I can’t speak to the HCA residency or work experience, but I went to an established 3yr program in the West and basically had to teach my EM as a new attending. Go figure, but half my residency attendings were relatively new grads who were intent on bossing around residents in an effort to avoid learning how to efficiently practice EM.
I never once in residency put in a shoulder without propofol. We talked about it, injected some lido , made the pt scream and then decided that this really tough case required sedation. Every, single , one. We scanned everything, but only after chin scratching for 20 minutes about the dangers of radiation. Hematoma blocks were the purview of ortho. 2 hr repairs of man with 20 lacs, definitely mine. We didn’t have a video laryngoscope until I was a 3rd year and somehow took pride in it. That was 2011.

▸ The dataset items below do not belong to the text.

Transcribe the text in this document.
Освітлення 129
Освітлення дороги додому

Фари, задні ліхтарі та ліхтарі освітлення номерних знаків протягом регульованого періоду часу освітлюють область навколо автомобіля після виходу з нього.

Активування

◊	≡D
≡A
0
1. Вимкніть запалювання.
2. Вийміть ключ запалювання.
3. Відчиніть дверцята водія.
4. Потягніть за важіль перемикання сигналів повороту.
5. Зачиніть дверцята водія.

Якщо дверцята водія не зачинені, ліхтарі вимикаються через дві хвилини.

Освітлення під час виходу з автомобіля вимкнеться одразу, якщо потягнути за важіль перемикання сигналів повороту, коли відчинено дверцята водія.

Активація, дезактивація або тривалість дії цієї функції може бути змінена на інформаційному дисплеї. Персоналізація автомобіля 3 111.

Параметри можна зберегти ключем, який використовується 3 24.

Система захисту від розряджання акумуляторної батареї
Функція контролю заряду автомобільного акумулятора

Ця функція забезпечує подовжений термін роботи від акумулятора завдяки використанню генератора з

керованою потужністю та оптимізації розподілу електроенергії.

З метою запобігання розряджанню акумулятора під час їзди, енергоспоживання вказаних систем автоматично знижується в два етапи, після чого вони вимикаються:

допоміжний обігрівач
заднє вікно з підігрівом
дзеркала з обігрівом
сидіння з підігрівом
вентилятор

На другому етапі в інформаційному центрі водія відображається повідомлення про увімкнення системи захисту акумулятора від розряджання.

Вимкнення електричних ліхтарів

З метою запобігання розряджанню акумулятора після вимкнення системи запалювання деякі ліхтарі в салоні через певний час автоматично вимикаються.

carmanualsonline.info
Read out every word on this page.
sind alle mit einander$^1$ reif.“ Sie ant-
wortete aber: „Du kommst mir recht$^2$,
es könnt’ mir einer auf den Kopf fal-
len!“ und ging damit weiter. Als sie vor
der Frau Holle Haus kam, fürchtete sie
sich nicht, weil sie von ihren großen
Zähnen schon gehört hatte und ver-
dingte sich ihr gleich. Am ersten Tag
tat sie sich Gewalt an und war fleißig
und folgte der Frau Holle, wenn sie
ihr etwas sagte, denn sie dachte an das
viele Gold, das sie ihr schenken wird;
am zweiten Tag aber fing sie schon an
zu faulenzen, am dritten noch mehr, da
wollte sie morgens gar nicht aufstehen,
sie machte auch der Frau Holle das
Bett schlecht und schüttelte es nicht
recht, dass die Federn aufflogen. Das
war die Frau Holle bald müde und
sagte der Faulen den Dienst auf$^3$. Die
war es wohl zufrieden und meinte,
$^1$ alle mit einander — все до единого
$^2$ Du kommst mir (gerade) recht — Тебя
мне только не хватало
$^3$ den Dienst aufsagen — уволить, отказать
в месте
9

My last job (CEP) got a ton of students through the local DO school. I couldn’t help but feel jealous of their rotation experience compared to mine through Highland and NYU. They got lines as students while I got a rotation in the liver transplant unit as a student. They had one on one teaching with attendings for weeks without a resident or fellow to contend with.
Perhaps I’m jaded, but I can’t say I much trust the name brand training either. Honestly, county general has just as much motivation to exploit their trainees, maybe more. Consider this: who’s going to get stuck with more discharge summaries for trauma pts that have languished in a hospital for months, the resident at Denver or the HCA resident who’s hospital doesn’t do trauma.